Deuxième chambre civile de la Cour de cassation, le 23 octobre 2025, n°23-11.000

Un ancien salarié a sollicité une mesure d’instruction in futurum sur le fondement de l’article 145 du code de procédure civile. Le président du tribunal judiciaire a rendu une première ordonnance sur requête le 3 décembre 2021. Une seconde ordonnance modificative a été rendue le 20 décembre 2021. L’huissier a procédé au constat le 2 février 2022. L’employeur a alors assigné le salarié en référé pour obtenir la rétractation de l’ordonnance du 20 décembre. Le juge des référés a rejeté sa demande par ordonnance du 21 avril 2022. La cour d’appel de Versailles, par un arrêt du 24 novembre 2022, a confirmé cette décision. La société a formé un pourvoi en cassation. La Cour de cassation rejette le premier moyen mais casse partiellement l’arrêt sur d’autres chefs. Elle renvoie l’affaire devant la cour d’appel de Versailles autrement composée. La question de droit est de savoir si la modification d’une ordonnance sur requête impose la remise de la requête et de l’ordonnance initiales. La Cour de cassation estime que la communication de la seule requête modificative et de la nouvelle ordonnance peut suffire. Cette solution mérite une analyse approfondie.

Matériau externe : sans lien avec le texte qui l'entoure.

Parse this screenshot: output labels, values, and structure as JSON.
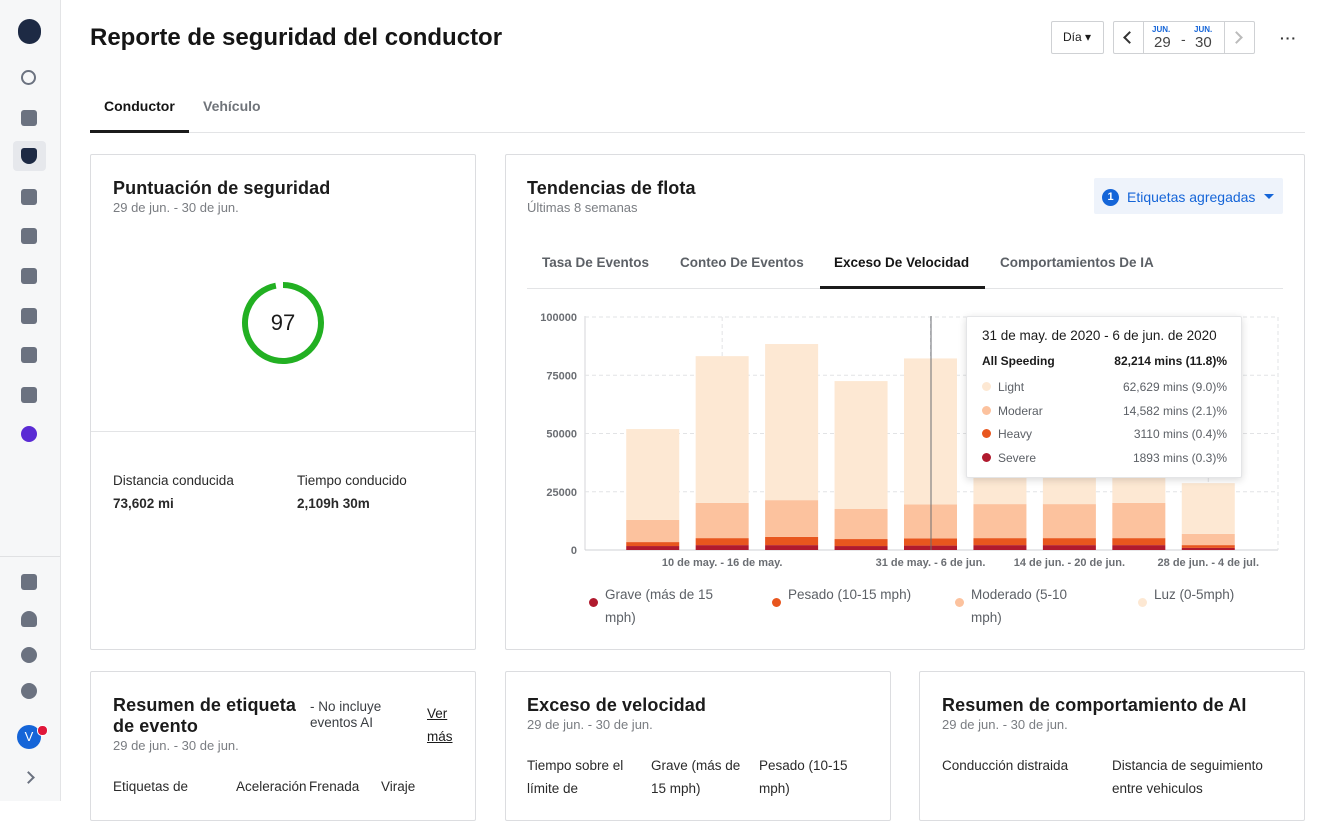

La Cour de cassation valide une interprétation fonctionnelle des formalités de communication. L’article 495, alinéa 3, du code de procédure civile impose la remise d’une copie de la requête et de l’ordonnance. La cour d’appel avait retenu que la requête modificative et la seconde ordonnance se suffisaient à elles-mêmes. La Cour suprême approuve ce raisonnement. Elle considère que leur contenu et les pièces visées rendaient inutile la communication des premiers documents. Cette approche privilégie l’économie procédurale et la substance sur la forme. Elle évite des formalités redondantes lorsque la seconde décision est complète. La solution préserve l’esprit du contradictoire sans en alourdir mécaniquement l’application. Elle s’inscrit dans une recherche d’efficacité de la procédure sur requête. La sécurité juridique n’est pas affectée si la partie adverse est pleinement informée. La Cour consacre ainsi une application pragmatique du principe de contradiction.

Cette décision confirme une jurisprudence antérieure attachée à la finalité des textes. Elle rappelle que le formalisme procédural ne doit pas devenir un obstacle injustifié. La solution était prévisible au regard de certaines décisions antérieures. La chambre civile avait déjà admis des aménagements similaires pour d’autres mesures d’instruction. La logique est constante : le droit à la contradiction doit être effectif, non point formaliste. La portée de l’arrêt reste cependant limitée à l’article 495 du code de procédure civile. Il ne remet pas en cause l’exigence fondamentale d’une information loyale de la partie adverse. La décision constitue une simple précision d’interprétation dans un cas d’espèce. Elle n’a pas valeur de principe mais guide les juges du fond vers une appréciation concrète. L’arrêt évite ainsi un formalisme excessif qui desservirait la célérité procédurale.

La solution adoptée soulève néanmoins des questions sur la sécurité juridique des parties. Le risque d’une appréciation trop subjective par le juge du fond existe. La cour d’appel a estimé que les documents étaient suffisamment motivés et similaires. Un autre juge pourrait avoir une appréciation différente en fonction des circonstances. Cette marge d’appréciation peut générer une insécurité pour les praticiens. La décision pourrait inciter à une communication minimale des pièces procédurales. Elle pourrait fragiliser la garantie du contradictoire pour les parties peu averties. La recherche d’efficacité ne doit pas occulter la nécessité d’une information complète. La balance entre célérité et protection des droits reste délicate à établir. L’arrêt ne donne pas de critères objectifs clairs pour évaluer la suffisance des documents. Cette absence pourrait conduire à des contentieux supplémentaires sur la régularité de la communication.

L’arrêt illustre la tension permanente entre formalisme et pragmatisme en procédure civile. La Cour de cassation valide une approche finaliste des règles de communication. Elle évite un formalisme stérile lorsque l’objectif de transparence est atteint. Cette orientation est conforme à l’évolution contemporaine de la procédure civile. La célérité et l’efficacité des mesures d’urgence sont ainsi favorisées. Toutefois, la solution manque de précision pour garantir une application uniforme. Elle laisse une appréciation au cas par cas qui peut être source d’incertitude. La portée de l’arrêt est donc modérée et circonscrite à son contexte spécifique.

Source : Cour de cassation – Base Open Data « Judilibre » & « Légifrance ».